Setelah padi itu tadi panas maka pecahlah kulitnya dan timbullah isinya yang mengembang seperti bepang (Tionghoa). Isi inilah yang disebut Bertih dan apabila dicampur dengan gula menjadi santapan yang sangat lezat. Menurut tradisi/adat orang Melayu Retih apabila dalam upacara perkawinan, bersuka cita atau untuk berdukun/berobat, Bertih menjadi syarat yang mesti diadakan, disamping beras kuning, langir dan sebagainya. 

Waktu dukun membacakan mantera dalam pengobatan maka Bertih, beras kuning dihanyutkan di dalam lancang (terbuat dari pelepah pisang dan bambu) di dalam sungai. Begitulah akhirnya negeri yang berasal dari Bertih lantas bertukar menjadi Retih. Benar atau tidak ceritanya orang tua-tua itu terserah.

Penduduk suku Bugis yang terbanyak ialah di Kecamatan Enok dan Retih. Meskipun suku ini ahli pelayar yang mahir dan dapat berdamping dengan suku Madura, suku inipun adalah terhitung petani-petani yang sangat cermat dan rajin. Pembangunan di Kecamatan Reteh dan Enok Sebagian besar dibangun oleh suku Bugis, yang kini sudah hampir 50.000 orang banyaknya di kecamatan tersebut. Mereka kebanyakan datang baru-baru ini dari Sulawesi karena mengungsi akibat kekacauan beberapa gerombolan didaerah itu. Pada tahun 1930 Penghulu Bugis di Enok ialah Daeng Palewang, di Tekulai Daeng La’ilo.

Demikian catatan yang disajikan Amir Hamzah Abdulrahman memberikan pengetahuan tentang beberapa negeri di Indragiri Hilir walaupun masih ada beberapa negeri tua yang tidak disebutkannya. Namun demikian dari tulisan beliau memberikan gambaran kepada kita bahwa Indragiri Hilir merupakan “Nusantara Kecil di Pesisir Timur Pulau Sumatra”. Sejak masa lalu ragam suku bangsa telah merantau dan bermukim di sini serta menjadikan Indragiri Hilir sebagai tanah tapak kehidupan dan tanah tumpah darah bagi kita semua. 

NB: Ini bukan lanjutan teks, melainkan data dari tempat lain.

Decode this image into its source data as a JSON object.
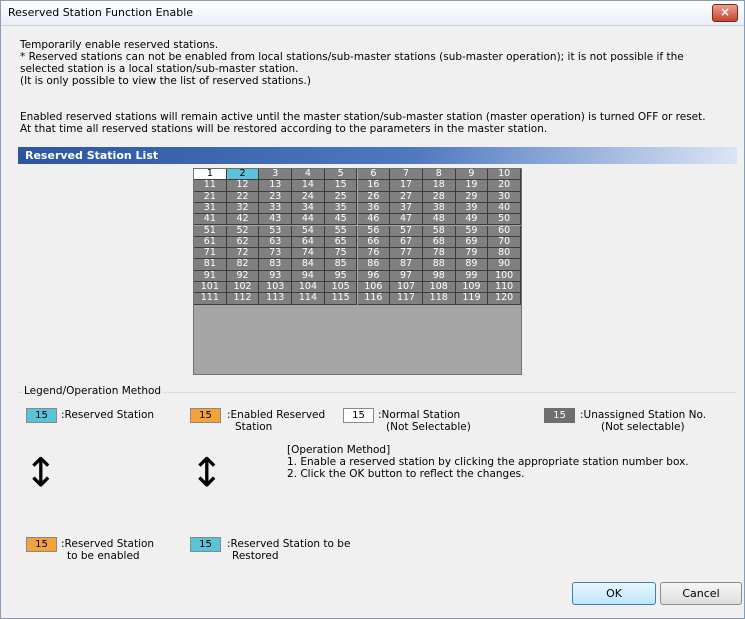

Proses amalgamasi, akulturasi dan asimilasi budaya telah terjadi berabad yang lalu di daerah ini. Menjadikan tanah Indragiri Hilir memiliki ragam corak budaya nusantara yang berpadu serasi dan berpadu suai dengan budaya tanah Melayu Riau Lingga dan Melayu Indragiri. Hidup saling berdampingan, duduk sama rendah berdiri sama tinggi. Di mana bumi dipijak di situ langit dijunjung. 

 

Junaidy bin Ismail Abdullah, yang lahir di tepian Sungai Igal pernah tinggal di tepian  Sungai Pelanduk, Gangsal,  Reteh, Ibu Mandah, Sapat Dalam. Masa ini bermukim antara Parit 14 dan Parit 15 Tembilahan di tepian Sungai Indragiri.